Roasted Vegetable Salad with Tahini Dressing (serves 2)

1 15-ounce can chickpeas
2 teaspoons olive oil, divided
1 teaspoon paprika
1/2 teaspoon turmeric
1/2 teaspoon cayenne pepper
2 handfuls fresh or frozen green beans
2 tomatoes, chopped
10 (or so) French breakfast radishes
1 head Romaine lettuce, chopped
1/4 cup tahini
1 tablespoon extra-virgin olive oil
juice of 1 lemon
salt and pepper, to taste

Preheat the oven to 400 degrees. Toss the chickpeas with 1 teaspoon of the olive oil and the spices, and arrange on half of a baking sheet.
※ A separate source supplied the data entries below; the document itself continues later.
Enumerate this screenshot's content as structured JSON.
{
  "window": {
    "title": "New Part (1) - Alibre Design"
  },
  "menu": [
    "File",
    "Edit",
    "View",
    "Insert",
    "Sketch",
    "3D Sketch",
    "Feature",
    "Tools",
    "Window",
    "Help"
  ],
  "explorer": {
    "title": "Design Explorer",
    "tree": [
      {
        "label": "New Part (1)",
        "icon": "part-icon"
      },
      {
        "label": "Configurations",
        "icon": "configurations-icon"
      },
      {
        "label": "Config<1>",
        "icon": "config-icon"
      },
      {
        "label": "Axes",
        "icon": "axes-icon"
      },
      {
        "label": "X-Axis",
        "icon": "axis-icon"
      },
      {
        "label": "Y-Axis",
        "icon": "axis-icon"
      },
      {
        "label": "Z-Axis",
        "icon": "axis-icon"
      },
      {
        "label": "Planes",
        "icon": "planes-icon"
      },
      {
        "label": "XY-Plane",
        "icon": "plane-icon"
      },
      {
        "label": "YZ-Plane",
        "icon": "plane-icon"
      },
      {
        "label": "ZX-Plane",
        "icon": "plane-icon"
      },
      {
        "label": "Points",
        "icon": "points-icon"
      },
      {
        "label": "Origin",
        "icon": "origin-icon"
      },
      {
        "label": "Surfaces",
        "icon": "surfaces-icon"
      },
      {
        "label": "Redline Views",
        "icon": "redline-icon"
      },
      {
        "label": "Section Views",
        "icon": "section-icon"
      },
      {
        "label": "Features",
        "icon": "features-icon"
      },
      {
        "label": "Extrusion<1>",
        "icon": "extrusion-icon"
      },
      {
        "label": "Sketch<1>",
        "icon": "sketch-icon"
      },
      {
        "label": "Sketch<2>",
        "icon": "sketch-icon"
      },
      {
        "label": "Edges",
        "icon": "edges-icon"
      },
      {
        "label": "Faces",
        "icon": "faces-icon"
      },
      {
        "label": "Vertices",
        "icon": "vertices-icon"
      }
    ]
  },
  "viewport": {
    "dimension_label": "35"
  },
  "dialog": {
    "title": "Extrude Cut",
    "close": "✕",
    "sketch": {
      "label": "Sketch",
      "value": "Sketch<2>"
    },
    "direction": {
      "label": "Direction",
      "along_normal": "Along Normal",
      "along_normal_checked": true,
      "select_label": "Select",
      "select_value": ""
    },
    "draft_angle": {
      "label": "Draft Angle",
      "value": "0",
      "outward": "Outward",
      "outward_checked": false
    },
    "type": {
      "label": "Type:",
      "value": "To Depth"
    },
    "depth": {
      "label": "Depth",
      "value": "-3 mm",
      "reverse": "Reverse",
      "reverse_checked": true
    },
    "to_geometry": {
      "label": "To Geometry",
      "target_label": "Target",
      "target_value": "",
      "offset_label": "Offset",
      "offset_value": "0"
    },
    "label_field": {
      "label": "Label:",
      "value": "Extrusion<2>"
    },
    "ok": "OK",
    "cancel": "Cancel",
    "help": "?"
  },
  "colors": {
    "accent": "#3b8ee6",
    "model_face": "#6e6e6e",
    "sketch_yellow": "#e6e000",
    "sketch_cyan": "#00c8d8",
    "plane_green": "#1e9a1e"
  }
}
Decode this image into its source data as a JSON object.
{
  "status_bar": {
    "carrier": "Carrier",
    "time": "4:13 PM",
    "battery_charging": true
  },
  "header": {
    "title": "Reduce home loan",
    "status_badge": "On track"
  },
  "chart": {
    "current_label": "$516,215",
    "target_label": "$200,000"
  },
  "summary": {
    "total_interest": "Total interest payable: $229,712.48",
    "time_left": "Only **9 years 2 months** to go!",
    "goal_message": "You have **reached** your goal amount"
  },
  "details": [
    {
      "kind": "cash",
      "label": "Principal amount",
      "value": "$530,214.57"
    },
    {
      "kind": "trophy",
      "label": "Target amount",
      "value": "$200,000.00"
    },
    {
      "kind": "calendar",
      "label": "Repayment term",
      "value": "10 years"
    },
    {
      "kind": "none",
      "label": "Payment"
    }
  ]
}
Toss the green beans with the other teaspoon of olive oil. Sprinkle with salt and roast for about 20 minutes.

Meanwhile, assemble the tomatoes, radishes, and Romaine in individual bowls.

Whisk together the tahini, olive oil, and lemon juice. Add a bit of water if needed to make the dressing pourable. Season with salt and pepper.

Top the salads with the roasted vegetables. Drizzle with the dressing and serve.